Two rows ahead at the Butler Assembly of God, Paula Arnold bowed her head in prayer. As a nurse, she couldn’t count how many people she’d seen over the years in clear mental distress. Sometimes they lacked insurance for medical care. Sometimes they couldn’t afford counseling. Sometimes, at home, no one was around to prod them to take their pills.
“We’re the greatest nation in the world,” said Arnold, 58, “and our health-care situation isn’t where it should be.”
So, no, she won’t fault Democrats for what she, too, had witnessed at the rally. Both sides hurl insults, she said. Vance, a former Trump opponent, once referred to his running mate as “America’s Hitler.”
Arnold was more concerned for those who’d seen or heard their neighbors getting shot. That form of trauma, she knew, could require pricey therapy.
Down the road, at a log cabin-esque bar called Rock Ann Haven, Amy Spangler was still trying to calm down. Her father had attended that rally. Her family lived close enough to hear the pop-pop-pop.
Who had jeopardized their lives?
A quick Google search showed that Crooks was barely an adult. Like Spangler, he was a registered Republican — though, due to his age, she noted, he couldn’t have voted in the last presidential election.

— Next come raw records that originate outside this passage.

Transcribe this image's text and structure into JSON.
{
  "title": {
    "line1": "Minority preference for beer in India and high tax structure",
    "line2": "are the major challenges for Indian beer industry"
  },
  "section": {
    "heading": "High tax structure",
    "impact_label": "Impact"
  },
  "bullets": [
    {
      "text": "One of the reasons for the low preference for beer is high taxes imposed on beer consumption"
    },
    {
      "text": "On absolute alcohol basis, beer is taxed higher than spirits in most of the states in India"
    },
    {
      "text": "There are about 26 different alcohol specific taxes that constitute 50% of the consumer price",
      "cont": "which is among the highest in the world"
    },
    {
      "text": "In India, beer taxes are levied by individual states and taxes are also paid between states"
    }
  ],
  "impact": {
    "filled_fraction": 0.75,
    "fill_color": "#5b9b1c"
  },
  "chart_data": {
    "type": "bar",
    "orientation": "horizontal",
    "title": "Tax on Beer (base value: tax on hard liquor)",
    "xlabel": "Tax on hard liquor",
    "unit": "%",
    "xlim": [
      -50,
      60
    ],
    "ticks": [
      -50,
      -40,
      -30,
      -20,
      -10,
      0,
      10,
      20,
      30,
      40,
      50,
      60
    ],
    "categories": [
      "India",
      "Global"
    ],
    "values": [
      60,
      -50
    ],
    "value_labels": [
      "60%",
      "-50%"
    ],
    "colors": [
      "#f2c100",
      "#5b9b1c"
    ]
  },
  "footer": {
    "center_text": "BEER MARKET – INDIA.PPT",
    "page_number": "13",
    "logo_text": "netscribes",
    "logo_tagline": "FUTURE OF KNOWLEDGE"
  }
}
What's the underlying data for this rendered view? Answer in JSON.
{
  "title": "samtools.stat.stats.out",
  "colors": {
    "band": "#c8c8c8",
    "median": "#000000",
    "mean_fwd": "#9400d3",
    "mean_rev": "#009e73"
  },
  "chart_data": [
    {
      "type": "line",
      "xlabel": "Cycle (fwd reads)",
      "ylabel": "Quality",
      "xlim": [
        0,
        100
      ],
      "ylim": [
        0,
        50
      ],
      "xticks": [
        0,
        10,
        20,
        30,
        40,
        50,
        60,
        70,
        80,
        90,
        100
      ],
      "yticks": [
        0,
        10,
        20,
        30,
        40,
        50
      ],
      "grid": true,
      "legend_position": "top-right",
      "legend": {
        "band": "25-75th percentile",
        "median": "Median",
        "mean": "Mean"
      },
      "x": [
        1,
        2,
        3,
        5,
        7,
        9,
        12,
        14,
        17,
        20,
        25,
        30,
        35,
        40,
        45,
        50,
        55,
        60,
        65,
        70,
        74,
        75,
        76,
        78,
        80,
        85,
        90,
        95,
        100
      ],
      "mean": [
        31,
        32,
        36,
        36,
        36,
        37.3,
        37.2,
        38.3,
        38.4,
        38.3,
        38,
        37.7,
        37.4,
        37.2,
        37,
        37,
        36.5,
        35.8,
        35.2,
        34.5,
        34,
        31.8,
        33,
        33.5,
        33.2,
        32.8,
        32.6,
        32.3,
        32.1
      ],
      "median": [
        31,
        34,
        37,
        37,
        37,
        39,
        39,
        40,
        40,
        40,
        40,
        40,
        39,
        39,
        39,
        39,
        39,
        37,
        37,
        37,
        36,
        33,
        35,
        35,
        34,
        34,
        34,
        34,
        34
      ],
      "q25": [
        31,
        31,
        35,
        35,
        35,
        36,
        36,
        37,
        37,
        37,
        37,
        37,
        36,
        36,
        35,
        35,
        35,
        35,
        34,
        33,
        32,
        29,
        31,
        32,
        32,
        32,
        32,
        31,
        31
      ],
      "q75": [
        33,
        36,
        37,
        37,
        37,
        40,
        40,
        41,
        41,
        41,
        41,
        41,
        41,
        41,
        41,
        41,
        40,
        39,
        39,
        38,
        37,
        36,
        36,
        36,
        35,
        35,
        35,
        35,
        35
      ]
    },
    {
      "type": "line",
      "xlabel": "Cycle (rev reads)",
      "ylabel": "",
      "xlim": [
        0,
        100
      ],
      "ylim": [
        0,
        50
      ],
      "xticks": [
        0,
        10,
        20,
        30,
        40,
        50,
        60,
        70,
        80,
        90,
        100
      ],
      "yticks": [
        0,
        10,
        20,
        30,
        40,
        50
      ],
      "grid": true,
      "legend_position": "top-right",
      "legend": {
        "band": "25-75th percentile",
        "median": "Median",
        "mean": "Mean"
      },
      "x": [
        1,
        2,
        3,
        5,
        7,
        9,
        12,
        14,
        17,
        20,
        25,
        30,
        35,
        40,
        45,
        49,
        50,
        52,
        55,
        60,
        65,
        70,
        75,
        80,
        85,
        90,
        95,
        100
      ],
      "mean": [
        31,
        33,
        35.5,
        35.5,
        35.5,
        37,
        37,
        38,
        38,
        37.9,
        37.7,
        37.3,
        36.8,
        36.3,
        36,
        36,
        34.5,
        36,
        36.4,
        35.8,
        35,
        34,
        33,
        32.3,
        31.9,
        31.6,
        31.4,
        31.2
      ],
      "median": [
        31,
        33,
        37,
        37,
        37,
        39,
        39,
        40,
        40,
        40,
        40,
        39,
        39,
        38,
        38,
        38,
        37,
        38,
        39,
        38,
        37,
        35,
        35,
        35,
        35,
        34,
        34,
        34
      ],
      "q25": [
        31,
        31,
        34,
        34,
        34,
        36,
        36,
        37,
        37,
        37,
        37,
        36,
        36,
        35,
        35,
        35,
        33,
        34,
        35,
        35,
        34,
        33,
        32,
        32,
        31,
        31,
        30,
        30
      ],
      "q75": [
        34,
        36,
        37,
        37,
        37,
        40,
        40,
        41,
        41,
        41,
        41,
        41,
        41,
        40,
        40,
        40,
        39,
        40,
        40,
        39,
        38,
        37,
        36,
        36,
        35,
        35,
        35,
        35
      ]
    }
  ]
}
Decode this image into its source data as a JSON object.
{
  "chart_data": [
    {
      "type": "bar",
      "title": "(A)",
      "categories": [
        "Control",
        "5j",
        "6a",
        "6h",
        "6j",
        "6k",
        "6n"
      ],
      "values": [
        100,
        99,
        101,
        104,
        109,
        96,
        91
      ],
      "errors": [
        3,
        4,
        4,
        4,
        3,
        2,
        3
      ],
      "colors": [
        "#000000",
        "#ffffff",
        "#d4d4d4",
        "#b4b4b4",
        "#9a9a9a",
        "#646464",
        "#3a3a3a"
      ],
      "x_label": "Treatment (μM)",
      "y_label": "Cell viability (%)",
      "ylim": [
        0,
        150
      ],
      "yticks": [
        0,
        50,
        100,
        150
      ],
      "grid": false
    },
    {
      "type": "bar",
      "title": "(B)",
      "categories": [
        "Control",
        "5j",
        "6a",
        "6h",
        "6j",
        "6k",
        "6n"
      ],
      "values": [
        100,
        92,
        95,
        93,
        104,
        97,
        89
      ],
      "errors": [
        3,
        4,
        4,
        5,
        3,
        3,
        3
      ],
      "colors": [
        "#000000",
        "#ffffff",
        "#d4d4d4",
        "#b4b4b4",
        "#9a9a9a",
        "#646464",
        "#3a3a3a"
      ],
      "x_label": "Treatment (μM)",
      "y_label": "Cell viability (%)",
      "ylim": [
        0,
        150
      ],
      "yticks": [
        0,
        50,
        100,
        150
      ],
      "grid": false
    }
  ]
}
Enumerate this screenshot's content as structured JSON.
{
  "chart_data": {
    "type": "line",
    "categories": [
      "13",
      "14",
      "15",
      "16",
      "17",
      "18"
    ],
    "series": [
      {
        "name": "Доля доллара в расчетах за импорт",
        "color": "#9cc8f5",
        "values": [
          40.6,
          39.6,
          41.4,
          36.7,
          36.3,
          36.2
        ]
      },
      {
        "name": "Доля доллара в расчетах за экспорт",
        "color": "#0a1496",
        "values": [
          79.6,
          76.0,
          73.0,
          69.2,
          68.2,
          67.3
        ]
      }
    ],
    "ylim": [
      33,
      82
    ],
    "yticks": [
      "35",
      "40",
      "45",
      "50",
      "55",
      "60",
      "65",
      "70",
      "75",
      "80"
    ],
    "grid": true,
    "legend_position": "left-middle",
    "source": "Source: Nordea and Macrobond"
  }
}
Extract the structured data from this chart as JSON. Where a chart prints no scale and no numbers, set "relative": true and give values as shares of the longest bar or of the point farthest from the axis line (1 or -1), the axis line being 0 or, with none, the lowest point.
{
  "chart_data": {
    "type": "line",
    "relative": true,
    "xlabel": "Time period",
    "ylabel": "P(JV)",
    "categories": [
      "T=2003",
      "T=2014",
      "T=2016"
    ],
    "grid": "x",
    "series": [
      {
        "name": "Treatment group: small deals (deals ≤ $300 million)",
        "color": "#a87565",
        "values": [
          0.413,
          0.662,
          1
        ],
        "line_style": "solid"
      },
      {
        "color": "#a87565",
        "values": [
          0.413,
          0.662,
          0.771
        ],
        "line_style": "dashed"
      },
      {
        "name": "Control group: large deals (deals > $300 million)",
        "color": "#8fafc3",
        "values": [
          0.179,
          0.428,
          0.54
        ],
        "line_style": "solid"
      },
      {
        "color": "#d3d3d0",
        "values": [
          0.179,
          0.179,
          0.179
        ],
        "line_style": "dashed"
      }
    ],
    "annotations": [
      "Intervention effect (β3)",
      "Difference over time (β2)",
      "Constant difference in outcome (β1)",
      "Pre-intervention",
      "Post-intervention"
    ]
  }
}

She studied the photos of his face. Her gut said: This was a mental health issue.
“Without the facts,” she said, “how could you say anything else?”
Spangler, 45, had rolled her eyes at those suggesting liberal talking points had sparked this.
In her view, Washington mudslinging has been heated since forever. Democrats couldn’t blame Trump for the rioters who’d broken into the Senate chambers on Jan. 6, 2021. It’s not his fault if they took it literally when he’d said, “If you don’t fight like hell, you’re not going to have a country anymore.”
Spangler bristled at what she saw as calls to suppress free speech.
“If they try to censor politicians,” she said, “that trickles down to everybody.”
She preferred that folks speak freely, like Trump does — the American way.